The retail banking industry has experienced disruption on a unprecedented scale over the past few years. Apple, Stripe and Square have changed the way we pay for things, while peer-to-peer lenders have opened up new funding avenues for startups and SMEs. Traditional banks do, however, still hold one major advantage over pretenders to their crown - the vast amount of financial information they hold about their millions of customers, and the structure and capital to properly exploit it.
The rise of digital banking has caused exponential growth in the amount of customer data that banks have, with all points of the customer journey now available to them. Analysis of this data, used alongside new technology and in particular mobile, should see them maintain their status as market leaders, particularly when it comes to customer loans, an area that has yet to really have been touched by newcomers to the market.
They can do this by offering products and services tailored to individuals in real time, and providing relevant loan offers when banks predict they might be needed. An Accenture report in 2014 argued that banks should be looking to emulate online retail giant Amazon’s ability to recommend products before customers have even looked for them. This is already happening to a certain degree when you buy products. For example, when you purchase an overseas flight or a car, the bank sends promotional offers of insurance to cover these products. In the future, such applications could be expanded even further. One way this could occur is if you are receiving a large bill for something, the bank could then send you a text message as you get it offering you a loan to cover the cost. An algorithm would calculate what interest rate would be most appropriate based on your historic borrowing patterns and its view of you as a credit risk. The money can then be wired over as payment almost instantaneously were you to accept.
Data will also mean that banks can more accurately gauge the risk of offering a loan to a customer. Predictive analytics models like the FICO scoring system can analyze consumers’ credit history, loan or credit applications, and other data to assess whether the consumer will make their payments on time in the future. This should limit banks’ exposure to risk when it comes to nonpayments.

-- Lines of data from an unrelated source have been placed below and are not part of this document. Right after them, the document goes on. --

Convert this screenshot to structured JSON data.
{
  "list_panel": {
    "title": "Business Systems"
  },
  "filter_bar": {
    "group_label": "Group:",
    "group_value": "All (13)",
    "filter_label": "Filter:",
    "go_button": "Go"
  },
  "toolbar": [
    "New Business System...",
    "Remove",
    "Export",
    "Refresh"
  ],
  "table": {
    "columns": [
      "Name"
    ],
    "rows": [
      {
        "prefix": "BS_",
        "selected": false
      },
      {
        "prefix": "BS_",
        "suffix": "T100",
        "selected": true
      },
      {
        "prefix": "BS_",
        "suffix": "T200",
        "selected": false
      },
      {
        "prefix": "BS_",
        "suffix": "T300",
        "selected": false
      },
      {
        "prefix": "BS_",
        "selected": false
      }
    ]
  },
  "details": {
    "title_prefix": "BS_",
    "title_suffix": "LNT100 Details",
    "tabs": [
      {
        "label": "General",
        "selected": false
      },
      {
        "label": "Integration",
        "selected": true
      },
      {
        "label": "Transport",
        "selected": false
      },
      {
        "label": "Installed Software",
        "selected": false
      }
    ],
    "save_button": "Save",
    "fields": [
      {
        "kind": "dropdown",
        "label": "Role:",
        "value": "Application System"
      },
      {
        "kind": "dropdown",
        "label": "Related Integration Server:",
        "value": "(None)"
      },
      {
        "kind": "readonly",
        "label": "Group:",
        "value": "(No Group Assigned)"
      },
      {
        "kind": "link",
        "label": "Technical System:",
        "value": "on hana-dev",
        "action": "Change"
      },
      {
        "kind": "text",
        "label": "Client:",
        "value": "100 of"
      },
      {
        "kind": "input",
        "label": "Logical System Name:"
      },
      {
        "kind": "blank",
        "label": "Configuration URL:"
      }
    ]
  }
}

In general, the capabilities offered by big data should see banks further involve themselves with their customers on a day-to-day basis. Geraldine McBride, a National Australia Bank director, has suggested that ‘banks have the opportunity to become major financial hubs by participating more broadly in their customers' lives.’ Customers have, traditionally, wanted access to their banks when they need it, which is why there is still substantial demand for traditional bank branches. Data can at least help banks go some way to helping banks retain this personalized experience, making the relevant content available to customers in the channel they want at the time they want it. But where does ‘personalization’ cross a line into intrusion? Trust in banks is not exactly high given their historical mis-selling scandals, and offers of products and loans will often likely draw skepticism from those who receive them. When it comes to using personal data, banks have far less leeway than is afforded, say, a retailer or a startup who might employ the same tactics. The implications for data to improve banking - for both bank and customer - are great, but a tightrope needs to be walked in order to make sure that trust is maintained and they don’t appear to be operating in an overly intrusive manner.